New Scotland Yard
British police dealt over 5,200 knife possession offences in the three months to the end of June – up 6% on the same period in 2016 JACK TAYLOR/AFP/Getty Images

This enormous knife was handed in at an amnesty bin outside a London Police station, at a time when the number of young people carrying knives is close to an eight-year high.

The huge curved blade was taken off the streets after being dumped in knife bin outside a Hammersmith Police station, west London.

The knife is so large it came with its own cover and rucksack to carry it.
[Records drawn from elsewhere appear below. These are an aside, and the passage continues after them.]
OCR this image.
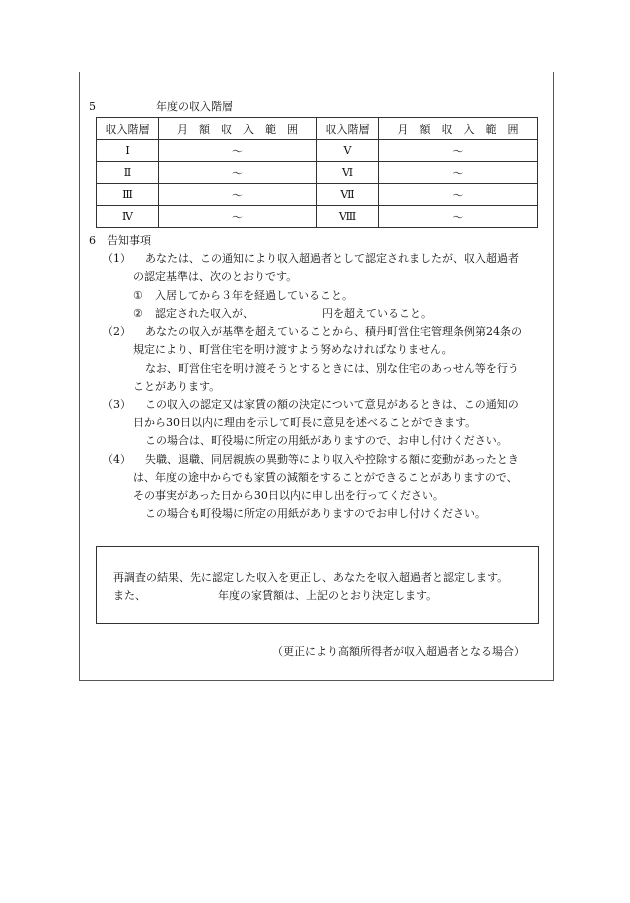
5	年度の収入階層
収入階層	月　額　収　入　範　囲	収入階層	月　額　収　入　範　囲
Ⅰ	～	Ⅴ	～
Ⅱ	～	Ⅵ	～
Ⅲ	～	Ⅶ	～
Ⅳ	～	Ⅷ	～
6　告知事項
（1） あなたは、この通知により収入超過者として認定されましたが、収入超過者
の認定基準は、次のとおりです。
① 入居してから３年を経過していること。
② 認定された収入が、	円を超えていること。
（2） あなたの収入が基準を超えていることから、積丹町営住宅管理条例第24条の
規定により、町営住宅を明け渡すよう努めなければなりません。
なお、町営住宅を明け渡そうとするときには、別な住宅のあっせん等を行う
ことがあります。
（3） この収入の認定又は家賃の額の決定について意見があるときは、この通知の
日から30日以内に理由を示して町長に意見を述べることができます。
この場合は、町役場に所定の用紙がありますので、お申し付けください。
（4） 失職、退職、同居親族の異動等により収入や控除する額に変動があったとき
は、年度の途中からでも家賃の減額をすることができることがありますので、
その事実があった日から30日以内に申し出を行ってください。
この場合も町役場に所定の用紙がありますのでお申し付けください。
再調査の結果、先に認定した収入を更正し、あなたを収入超過者と認定します。
また、	年度の家賃額は、上記のとおり決定します。
（更正により高額所得者が収入超過者となる場合）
The find comes as 1,180 under-18s were cautioned or sentenced for carrying blades in the three months to June in Britain, according to Ministry of Justice statistics. This is the highest quarterly tally for that age group since the July-to-September period in 2009.

In total, 5,237 knife possession offences were dealt with by the criminal justice system in the three months to the end of June – up 6% on the same period in 2016.

The figures come amid fresh concern about knife crime, particularly in London, where 13 teenagers have been fatally stabbed so far this year. Teenagers have also been charged in many cases where adults have been the victims of deadly stabbings.

Police have shifted their outlook on youth knife crime away from a narrative of gang violence, and now say young people are more often carrying blades for status and self-protection.

This enormous knife was handed into an amnesty bin outside Hammersmith Police station, west London
This enormous knife was handed into an amnesty bin outside Hammersmith Police station, west London Hammersmith and Fulham Police

Earlier this month Mohamed Aadam, 20, who was killed after being stabbed by a teenager in Camden, north London, became the second member of his family to die of a knife attack in recent years.

Aadam died despite paramedics' attempts to save him on 4 September. But his grieving mother Fowsiya Abdi said his cousin Mohamed Abdullahi was fatally stabbed in the heart in a case of mistaken identity in 2013, just a mile away from where her son was killed.

"I have just been to identify his body it was the worst thing. I still can't believe it," she told the Evening Standard.

A 17-year-old boy was charged with Aadam's murder and was remanded into custody ahead of an Old Bailey hearing.